La funzione, celebrata dall'arcivescovo monsignor Mario Delpini, si è aperta ricordando i nomi delle persone scomparse nell’attentato 

Nel giorno del 50esimo anniversario dei funerali delle vittime di piazza Fontana, è stata celebrata nel duomo di Milano una messa in suffragio delle 17 vittime della strage fascista. La funzione, officiata dall'arcivescovo di Milano monsignor Mario Delpini, si è aperta ricordando i nomi delle persone scomparse nell’attentato. Prima della celebrazione, l'arcivescovo Delpini ha incontrato privatamente i parenti delle vittime.

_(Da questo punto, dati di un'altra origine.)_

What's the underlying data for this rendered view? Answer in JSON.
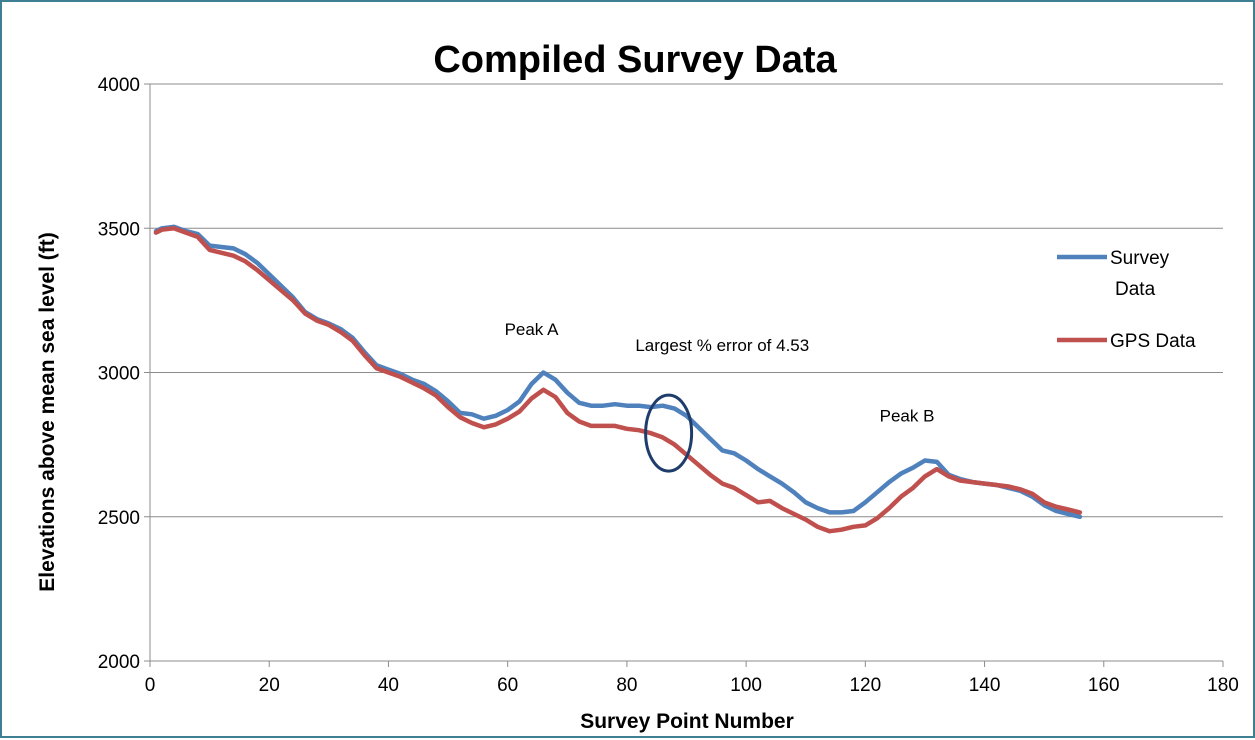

Le parole dell'arcivescovo Delpini

"Signore della storia, Dio della vita, siamo radunati in questo Duomo come cinquant'anni fa per affidare a te i nostri cari, vittime di un gesto di odio e di violenza" e "morti innocenti", ha detto l'arcivescovo di Milano nell'introduzione eucaristica, ricordando i funerali di 50 anni fa, ai quali parteciparono migliaia di persone. Durante le preghiere sono stati ricordati anche Luigi Calabresi, Giuseppe Pinelli e gli 88 feriti. "Fa’ che nessuna vita umana sia più calpestata e annientata dall'odio fratricida", ha aggiunto Delpini, parlando della memoria come di un "ricordo grato e insegnamento perenne dell'orrore assurdo, del lutto, della devastazione che ogni attentato è per la storia del mondo".

"Un dramma irrimediabile"

"Un dramma irrimediabile". "Le vittime di piazza Fontana - ha aggiunto Delpini - hanno prodotto una ferita che non si può guarire, una perdita che non si può risarcire. La nostra vicinanza ai parenti delle vittime, le parole di condoglianze e di solidarietà sono sempre una forma palliativa, un conforto patetico". "Come è stato possibile, come è possibile che a fare del male e far soffrire persone innocenti e sconosciute sia stato considerato un modo per dare storia a un'idea, a un programma politico? - ha continuato Delpini - Un enigma insolubile: le analisi e le teorie, le statistiche e le documentazioni, le parole e le immagini si accumulano ad offrire spiegazioni e narrazioni". "A noi non possono bastare lo sdegno e la protesta; a noi non bastano le ricostruzioni e le commemorazioni; non ci adeguiamo alla rassegnazione che invoca la distanza temporale per giustificare l'indifferenza e motivare l'oblio", ha poi proseguito l'arcivescovo. "Noi siamo incaricati di una interpretazione teologica della storia". Per Delpini "la storia non è mai già scritta, la scrivono gli uomini e noi vogliamo essere tra i figli della luce che scrivono una storia di giustizia e di speranza".